Lake Highlands Town Center

Nearly a decade after its initial groundbreaking, dirt is finally turning at the Skillman-Walnut Hill project. Its new design is less dense and less ambitious than the original plans but better reflects what neighbors want and what the market calls for, says Bill Rafkin, who is developing the site. The shells of the Sprouts grocery store-anchored “Shops at Lake Highlands,” with retail shops fronting Skillman, should be finished next summer, he says, and the 257-unit apartment complex backing up to White Rock Creek will break ground this summer.

The transitioning neighborhood is the driving force behind which retailers are interested in the project, Rafkin says.

“This is a heavily residential neighborhood, and the demographics are changing — some say for the better, some say for the worse,” he says. “Some people are buying older homes and scraping them, then you have loyal Lake Highlands residents, so there’s a mix there.”

“You can’t go super high-end,” Rafkin continues, but he is seeing interest from a variety of restaurants, as well as a few service and “soft goods” retailers so that neighbors “don’t have to drive to Preston Royal or Timbercreek.”

Skillman Abrams Shopping Center 

(See an update to this development that broke after we went to press)

Several sources are telling us that Austin-based Alamo Drafthouse, known for its art-house feel and innovative food and drink menu, is looking to replace the old Tom Thumb at the northeast corner of Skillman and Abrams.

At press time, Alamo Drafthouse Dallas COO Bill Digaetano wouldn’t confirm the rumors, saying only that the company is “looking very hard for a location where Alamo can land in East Dallas. That said, we have yet to settle on an exact location.”

Tom Thumb vacated the building three years ago, leaving the Skillman Abrams Shopping Center on the intersection’s northeast corner without an anchor.

“A grocery store in there again is kind of a hard sell,” says Lake Highlands resident Ryan Fuqua, a senior associate with commercial real estate brokerage firm The Weitzman Group. He notes that with Super Target across the street, Walmart and Sam’s down the road at Timbercreek Crossing, and Sprouts under construction up the road at the Lake Highlands Town Center, the market is “already heavily dominated by big-box guys.”

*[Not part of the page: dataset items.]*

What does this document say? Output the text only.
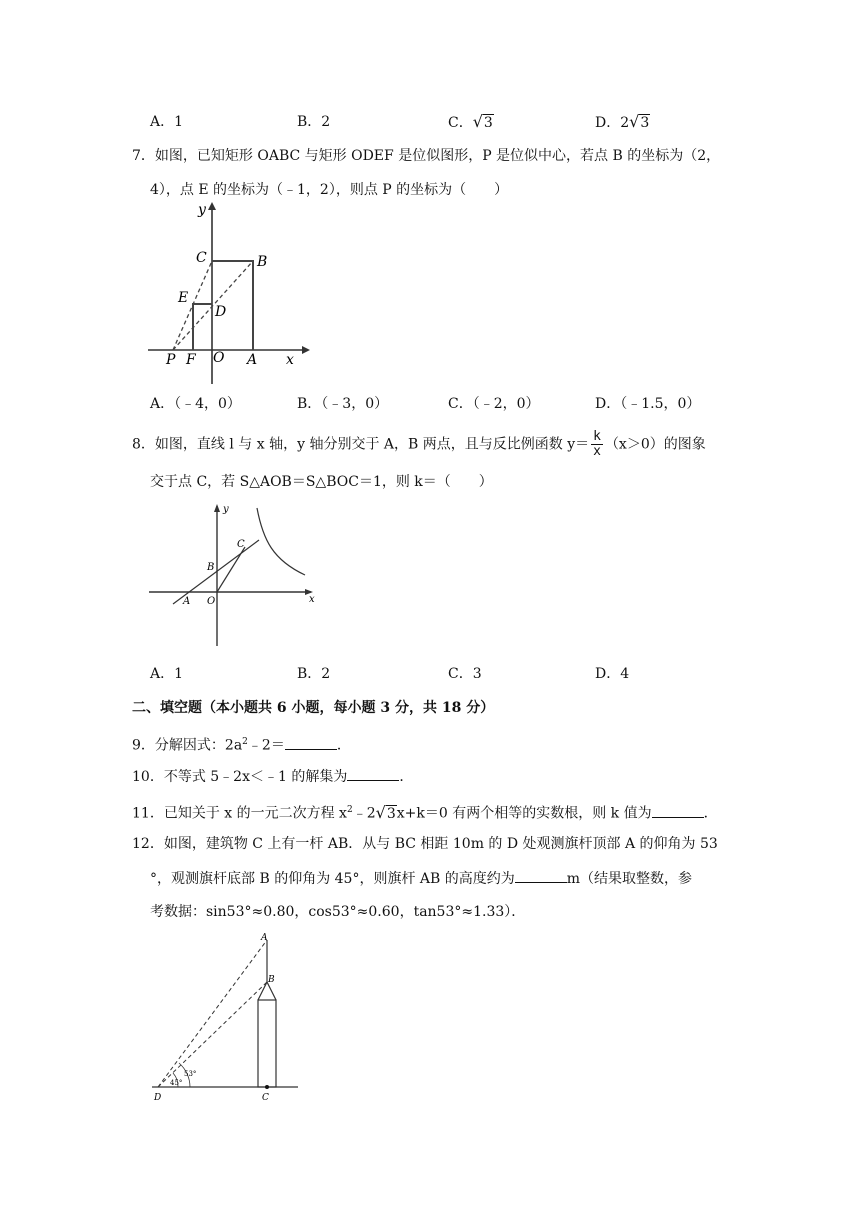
A．1	B．2	C．√3	D．2√3
7．如图，已知矩形 OABC 与矩形 ODEF 是位似图形，P 是位似中心，若点 B 的坐标为（2，
4），点 E 的坐标为（﹣1，2），则点 P 的坐标为（　　）
y
x
C	B
E
D
P F O A
A．（﹣4，0）	B．（﹣3，0）	C．（﹣2，0）	D．（﹣1.5，0）
8．如图，直线 l 与 x 轴，y 轴分别交于 A，B 两点，且与反比例函数 $y= \frac{k}{x} (x>0)$的图象
交于点 C，若 S△AOB＝S△BOC＝1，则 k＝（　　）
y
x
C
B
A O
A．1	B．2	C．3	D．4
二、填空题（本小题共 6 小题，每小题 3 分，共 18 分）
9．分解因式：$2a^2﹣2=$	．
10．不等式 5﹣2x＜﹣1 的解集为	．
11．已知关于 x 的一元二次方程 $x^2﹣2√3x+k=0$ 有两个相等的实数根，则 k 值为	．
12．如图，建筑物 C 上有一杆 AB．从与 BC 相距 10m 的 D 处观测旗杆顶部 A 的仰角为 53
°，观测旗杆底部 B 的仰角为 45°，则旗杆 AB 的高度约为	m（结果取整数，参
考数据：sin53°≈0.80，cos53°≈0.60，tan53°≈1.33）．
A
B
C
D
53°
45°
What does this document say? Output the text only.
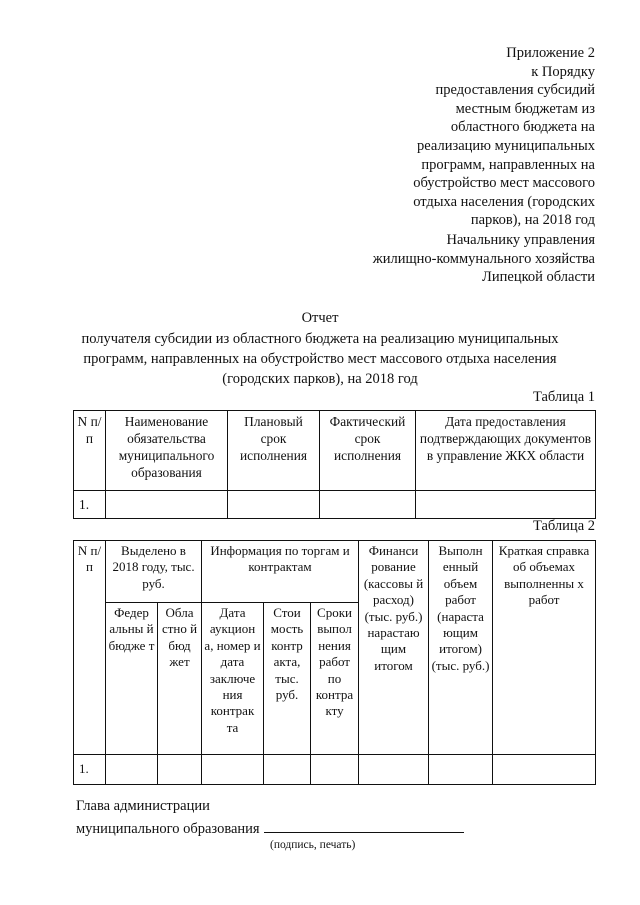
Приложение 2
к Порядку
предоставления субсидий
местным бюджетам из
областного бюджета на
реализацию муниципальных
программ, направленных на
обустройство мест массового
отдыха населения (городских
парков), на 2018 год
Начальнику управления
жилищно-коммунального хозяйства
Липецкой области
Отчет
получателя субсидии из областного бюджета на реализацию муниципальных
программ, направленных на обустройство мест массового отдыха населения
(городских парков), на 2018 год
Таблица 1
N п/п	Наименование обязательства муниципального образования	Плановый срок исполнения	Фактический срок исполнения	Дата предоставления подтверждающих документов в управление ЖКХ области
1.				
Таблица 2
N п/п	Выделено в 2018 году, тыс. руб.		Информация по торгам и контрактам			Финанси рование (кассовы й расход) (тыс. руб.) нарастаю щим итогом	Выполн енный объем работ (нараста ющим итогом) (тыс. руб.)	Краткая справка об объемах выполненны х работ
	Федер альны й бюдже т	Обла стно й бюд жет	Дата аукцион а, номер и дата заключе ния контрак та	Стои мость контр акта, тыс. руб.	Сроки выпол нения работ по контра кту			
1.								
Глава администрации
муниципального образования
(подпись, печать)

An entertainment concept may be the best prospect for an anchor, Fuqua says, and if Alamo Drafthouse moves in, “I think it brings a whole new life to that center.”
“If a theater is going somewhere, they see potential,” he says. “I think it’s going to spark interest in everyone’s eyes if it gets announced.”

Skillman Gateway

Like the Lake Highlands Town Center, the Skillman Gateway project also is roughly a decade in the making, though it hasn’t received as much fanfare.

Elements of the project address the four corners of Skillman and 635, and include the construction of a “signature bridge” along Skillman as well as a plan to turn the isolated and underused Skillman-635 DART station into a transit-oriented, mixed-use development.

And, of course, detangling the confusing and accident-prone interchange where Skillman, Audelia and LBJ come together.

To move the project along, Councilman Adam McGough organized monthly meetings where the three entities working on the project — the City of Dallas, the Texas Department of Transportation and the North Texas Council of Governments — could come together and resolve challenges. At the most recent meeting, the signature bridge, which “adds a lot to this project, but is a substantial expense,” McGough says, was fully approved without the city having to pay a dime for it, thanks to conversations that revealed how the bridge would save money in other areas.

“This is the gateway project into the district and also connects between the north and south,” McGough says. He expects it to be a catalyst for economic development in the area, and that it likely will “become more of the center of the district than anywhere else.”